Le risque d’une Eglise narcissique

Vendredi 12 avril 2013 — Dernier ajout lundi 15 avril 2013

Les dérives sectaires, dans l’Église, ont ceci en commun qu’elles transforment la bonne spiritualité en une sorte d’auto-contemplation narcissique. Ce texte lumineux, prononcé lors du dernier Conclave par le futur pape François, nous semble particulièrement prophétique. Puissiez-vous aller jusqu’au bout de votre intuition, Très Saint Père, et nettoyer l’Église de ces forces obscures qui derrière de somptueuses apparences, enferment l’Église dans une tour qu’ils ont dessinée à leur image et leur ressemblance !

par Jorge Mario Bergoglio

On a parlé d’évangélisation. C’est la raison d’être de l’Église. « La douce et réconfortante joie d’évangéliser » (Paul VI). C’est Jésus-Christ lui-même qui, de l’intérieur de nous-mêmes, nous pousse.

1) Évangéliser implique un zèle apostolique. Évangéliser présuppose dans l’Église la « parrhésia » de sortir d’elle-même. L’Église est appelée à sortir d’elle-même et à aller vers les périphéries, pas seulement géographiques, mais également celles de l’existence : celles du mystère du péché, de la souffrance, de l’injustice, celles de l’ignorance et de l’absence de foi, celles de la pensée, celles de toutes les formes de misère.

2) Quand l’Église ne sort pas d’elle-même pour évangéliser, elle devient autoréférentielle et alors elle tombe malade (on peut penser à la femme toute courbée dont parle l’Évangile). Les maux qui, au fil du temps, frappent les institutions ecclésiastiques ont des racines dans l’autoréférentialité, dans une sorte de narcissisme théologique. Dans l’Apocalypse, Jésus dit qu’Il se tient sur le seuil et qu’il appelle. Évidemment, le texte se réfère au fait que Jésus est dehors, à la porte, et qu’il frappe pour entrer… Mais, parfois, je pense que Jésus frappe de l’intérieur, pour que nous le laissions sortir. L’Église autoréférentielle veut retenir Jésus-Christ à l’intérieur d’elle-même et elle ne le laisse pas sortir.

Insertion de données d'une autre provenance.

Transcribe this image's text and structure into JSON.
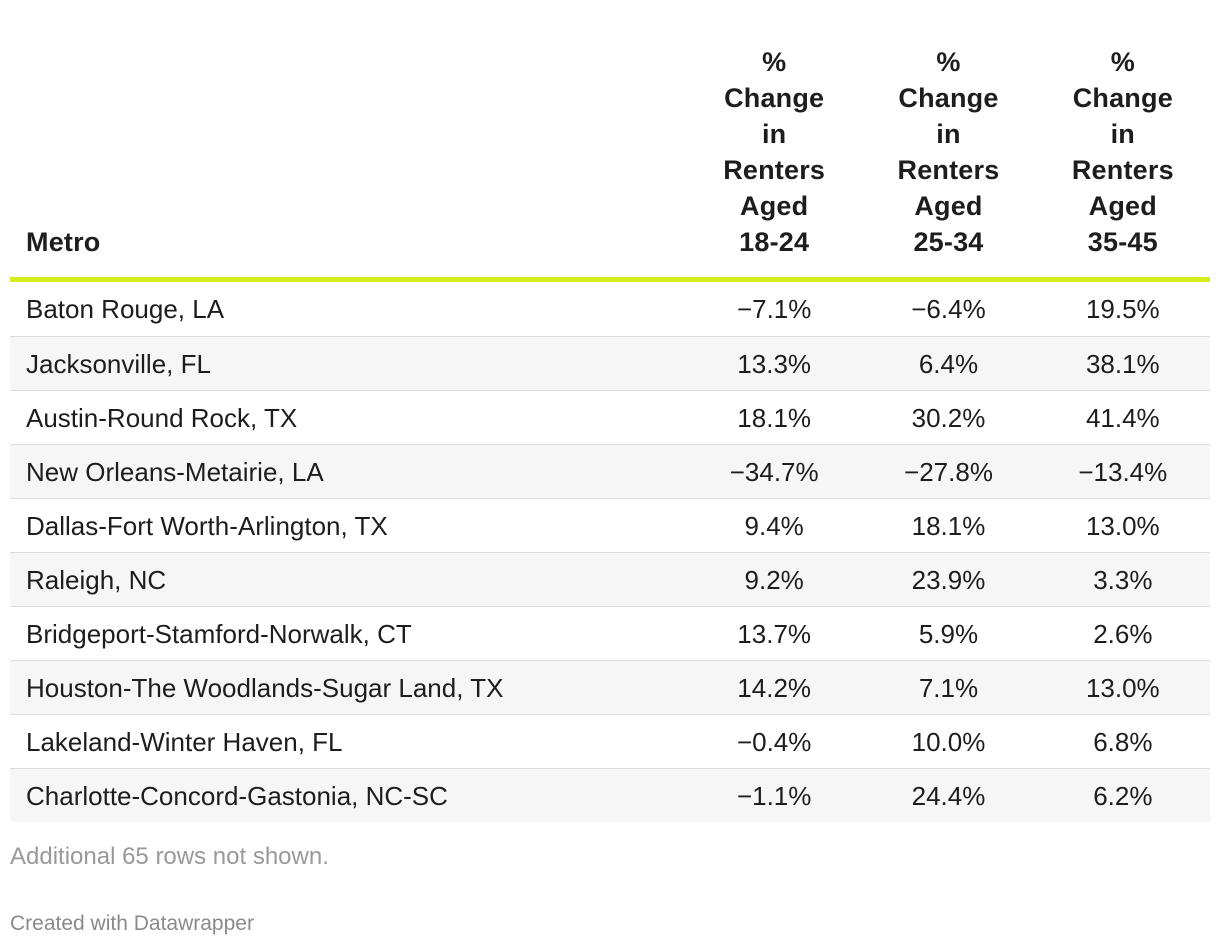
{
  "chart_data": {
    "type": "table",
    "columns": [
      "Metro",
      "% Change in Renters Aged 18-24",
      "% Change in Renters Aged 25-34",
      "% Change in Renters Aged 35-45"
    ],
    "rows": [
      [
        "Baton Rouge, LA",
        "−7.1%",
        "−6.4%",
        "19.5%"
      ],
      [
        "Jacksonville, FL",
        "13.3%",
        "6.4%",
        "38.1%"
      ],
      [
        "Austin-Round Rock, TX",
        "18.1%",
        "30.2%",
        "41.4%"
      ],
      [
        "New Orleans-Metairie, LA",
        "−34.7%",
        "−27.8%",
        "−13.4%"
      ],
      [
        "Dallas-Fort Worth-Arlington, TX",
        "9.4%",
        "18.1%",
        "13.0%"
      ],
      [
        "Raleigh, NC",
        "9.2%",
        "23.9%",
        "3.3%"
      ],
      [
        "Bridgeport-Stamford-Norwalk, CT",
        "13.7%",
        "5.9%",
        "2.6%"
      ],
      [
        "Houston-The Woodlands-Sugar Land, TX",
        "14.2%",
        "7.1%",
        "13.0%"
      ],
      [
        "Lakeland-Winter Haven, FL",
        "−0.4%",
        "10.0%",
        "6.8%"
      ],
      [
        "Charlotte-Concord-Gastonia, NC-SC",
        "−1.1%",
        "24.4%",
        "6.2%"
      ]
    ],
    "header_rule_color": "#d7ec1f",
    "stripe_color": "#f6f6f6"
  },
  "footer": {
    "note": "Additional 65 rows not shown.",
    "credit": "Created with Datawrapper"
  }
}
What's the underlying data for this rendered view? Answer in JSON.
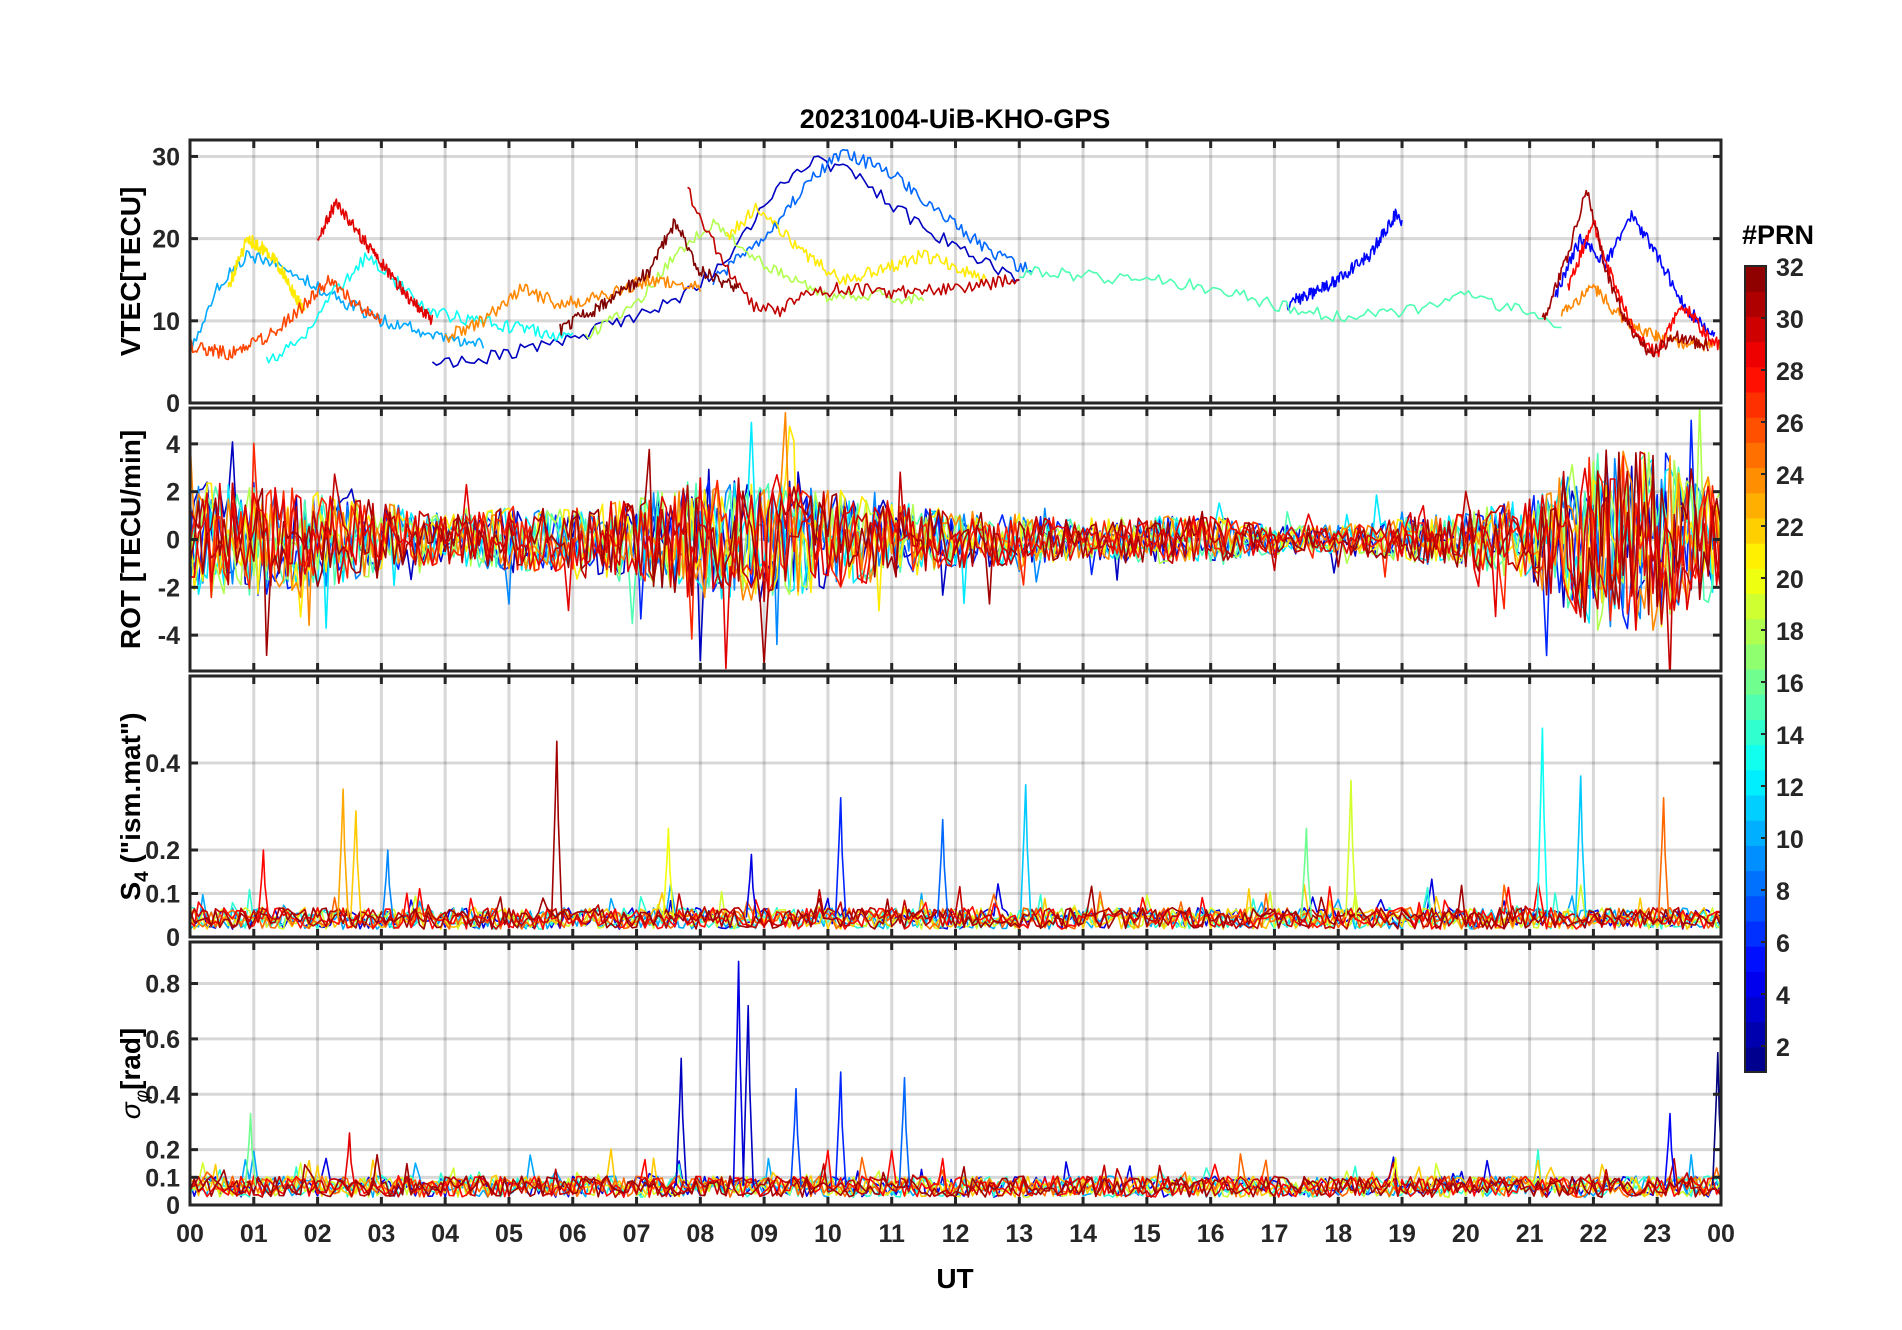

3) L’Église, quand elle est autoréférentielle, sans s’en rendre compte, croit posséder une lumière qui lui est propre ; elle cesse d’être le « mysterium lunæ » et provoque ce mal si grave qu’est la mondanité spirituelle (d’après Henri de Lubac, c’est le pire qui puisse arriver à l’Église) : cette façon de vivre pour se glorifier mutuellement. Pour simplifier, il y a deux images de l’Église : l’Église évangélisatrice qui sort d’elle-même, celle du « Dei Verbum religiose audiens et fidenter proclamans » [l’Église qui écoute religieusement et qui proclame fidèlement la Parole de Dieu - ndlr] ; ou bien l’Église mondaine, qui vit en elle-même, par elle-même, pour elle-même. Cela doit éclairer les possibles changements et réformes à réaliser pour le salut des âmes.

4) Pensant au prochain Pape : un homme qui, à travers la contemplation de Jésus-Christ et l’adoration de Jésus-Christ, aide l’Église à sortir d’elle-même et à aller vers les périphéries de l’existence, qui l’aide à être la mère féconde qui vit « de la douce et réconfortante joie d’évangéliser ».